¡Jerusalén, Jerusalén, que
matas a los profetas, y apedreas a los que te son enviados! ¡Cuántas veces
quise juntar a tus hijos, como la gallina junta sus polluelos debajo de las
alas, y no quisiste! He aquí vuestra casa os es dejada desierta. Porque os digo
que desde ahora no me veréis, hasta que digáis: Bendito el que viene en el
nombre del Señor.
Mateo 23:37–39
En un triste
lamento el Señor llora sobre Jerusalén aquella ciudad cuyos habitantes le
rechazaron (Lucas 19:41). Fue conmovido a lágrimas, no por lo que sabía que iba
a padecer, sino por la condenación que recibirían los habitantes de Jerusalén—porque
habían rechazado al Rey triunfante. Dios los había visitado, pero ellos
cerraron sus puertas para no recibirlo. Pueblo testarudo que usó de la libertad
que el Señor da a todo hombre para rechazar al Mesías y resistirse a Su gracia
y voluntad. Lo que esperaban por siglos ahora estaba ante ellos y no lo
recibieron. Preferían seguir en sus vidas rutinarias de leyes vacías para sacar
provecho material de ellas. ¡Cuántas cosas habían hecho para vivir sus propias
vidas lejos de Dios!
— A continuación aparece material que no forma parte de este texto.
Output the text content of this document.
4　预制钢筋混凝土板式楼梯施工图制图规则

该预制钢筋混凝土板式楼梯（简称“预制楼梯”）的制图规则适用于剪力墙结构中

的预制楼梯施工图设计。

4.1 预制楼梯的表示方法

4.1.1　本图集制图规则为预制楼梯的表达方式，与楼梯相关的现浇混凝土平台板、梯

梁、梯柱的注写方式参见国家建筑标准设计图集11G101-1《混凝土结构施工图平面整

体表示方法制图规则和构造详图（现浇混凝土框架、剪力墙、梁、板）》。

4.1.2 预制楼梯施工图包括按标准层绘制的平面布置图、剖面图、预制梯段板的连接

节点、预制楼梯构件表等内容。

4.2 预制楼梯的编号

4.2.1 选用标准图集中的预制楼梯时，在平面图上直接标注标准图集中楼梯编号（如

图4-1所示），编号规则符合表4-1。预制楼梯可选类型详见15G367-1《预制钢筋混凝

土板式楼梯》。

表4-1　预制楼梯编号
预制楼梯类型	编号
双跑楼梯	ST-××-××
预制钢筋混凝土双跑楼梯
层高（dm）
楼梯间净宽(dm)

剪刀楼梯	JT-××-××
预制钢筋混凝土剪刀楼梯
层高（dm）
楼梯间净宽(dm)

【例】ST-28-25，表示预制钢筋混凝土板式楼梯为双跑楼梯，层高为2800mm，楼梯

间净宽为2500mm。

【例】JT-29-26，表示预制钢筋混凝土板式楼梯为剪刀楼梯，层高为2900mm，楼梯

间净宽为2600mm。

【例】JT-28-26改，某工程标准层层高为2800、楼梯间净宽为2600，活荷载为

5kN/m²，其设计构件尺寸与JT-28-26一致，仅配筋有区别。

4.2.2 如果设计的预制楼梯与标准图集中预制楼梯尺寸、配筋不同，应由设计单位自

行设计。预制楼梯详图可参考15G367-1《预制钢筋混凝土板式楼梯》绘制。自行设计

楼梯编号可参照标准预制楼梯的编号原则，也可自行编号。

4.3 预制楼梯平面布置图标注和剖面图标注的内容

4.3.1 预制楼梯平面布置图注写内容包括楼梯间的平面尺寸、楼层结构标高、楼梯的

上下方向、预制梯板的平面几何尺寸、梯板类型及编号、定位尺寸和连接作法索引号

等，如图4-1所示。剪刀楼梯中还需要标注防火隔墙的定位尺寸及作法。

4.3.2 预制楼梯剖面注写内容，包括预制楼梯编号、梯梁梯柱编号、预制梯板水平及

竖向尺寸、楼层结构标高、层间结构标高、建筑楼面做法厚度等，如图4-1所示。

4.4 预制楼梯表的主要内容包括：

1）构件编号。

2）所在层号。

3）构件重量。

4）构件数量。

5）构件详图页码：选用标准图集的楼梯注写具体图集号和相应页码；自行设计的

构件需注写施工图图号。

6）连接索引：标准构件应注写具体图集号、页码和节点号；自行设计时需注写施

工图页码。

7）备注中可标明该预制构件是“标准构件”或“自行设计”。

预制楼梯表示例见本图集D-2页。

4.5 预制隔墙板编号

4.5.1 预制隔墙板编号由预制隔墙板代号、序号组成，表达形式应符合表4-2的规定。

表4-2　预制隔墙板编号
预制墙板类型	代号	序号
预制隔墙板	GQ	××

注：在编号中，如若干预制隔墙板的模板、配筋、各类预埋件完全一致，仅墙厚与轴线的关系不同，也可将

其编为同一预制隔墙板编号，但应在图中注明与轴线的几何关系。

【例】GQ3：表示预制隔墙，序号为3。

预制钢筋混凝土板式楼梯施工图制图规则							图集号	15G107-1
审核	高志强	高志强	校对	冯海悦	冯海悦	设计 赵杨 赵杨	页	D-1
Mataron a los profetas y apedrearon a los que les fueron
enviados; ahora rechazaban al Mesías.
Jerusalén era la
capital del pueblo de Dios. Allí estaba el templo que era el lugar oficial de
adoración y allí también estaban los lideres religiosos que eran los fariseos, los
saduceos, los escribas y los sacerdotes. Jerusalén era el corazón religioso de
la nación de Israel, y en aquel lugar, el lugar donde todos se disponían a ir a
adorar, estaban rechazando oficialmente al Mesías. El Señor amaba a su pueblo
doblemente porque era el pueblo que Dios había escogido para llevar el plan de
salvación y porque Él mismo había nacido de esta nación. Su misericordia y amor
se ven reflejadas en sus palabras: “¡Cuántas
veces quise juntar a tus hijos, como la gallina junta sus polluelos debajo de
las alas, y no quisiste! “(Mateo 23:37). Quiso juntarlos bajo sus alas de
amor y misericordia; pero ellos prefirieron estar fuera de ellas. El Salmo 91:4
ilustra a las aves que, tratando de dar calor a sus polluelos, los junta bajo
sus alas. Y no solo esto, esa es una manera de que los otros animales no les
hagan daño. El Señor usó esta ilustración para lamentarse del hecho de que
ellos no querían la protección de Dios, sino sus viejas vidas gastadas por la
maldad y derruidas por el pecado.
Así como un padre
se lamenta de ver a su hijo perderse por no obedecer; Jesús, el Autor de la
vida, veía la perdición de aquellos que negaban su protección y cuidado. Jesús
no lloraba por cualquier cosa, de hecho, según la Palabra de Dios, lloró muy
pocas veces; aunque sí se entristeció muchas. Dios siempre ha tratado de
razonar con nosotros porque no quiere que nadie se pierda y como padre amoroso,
le resulta muy doloroso usar el juicio y el castigo (Ezequiel 33:11). Dios no
se goza en la venganza, en cambio, se goza en la salvación. No hay un mejor
lugar para estar protegido que no sea debajo de las alas del Señor. Allí habrá
sombra en el fatigante desierto de la vida, calor en la noche fría de la
desesperación, refugio en la tempestad que pretende arrasar con lo que nos
queda en esta vida y alimento abundante porque estamos al abrigo del Salvador.
Los que le
rechazaron un día lo verán entrar triunfante y nadie podrá oponerse a su
venida. Ahora viene no como un cordero para el matadero (Isaías 53:7), sino
como el León de la tribu de Judá que ha vencido (Apocalipsis 5:5).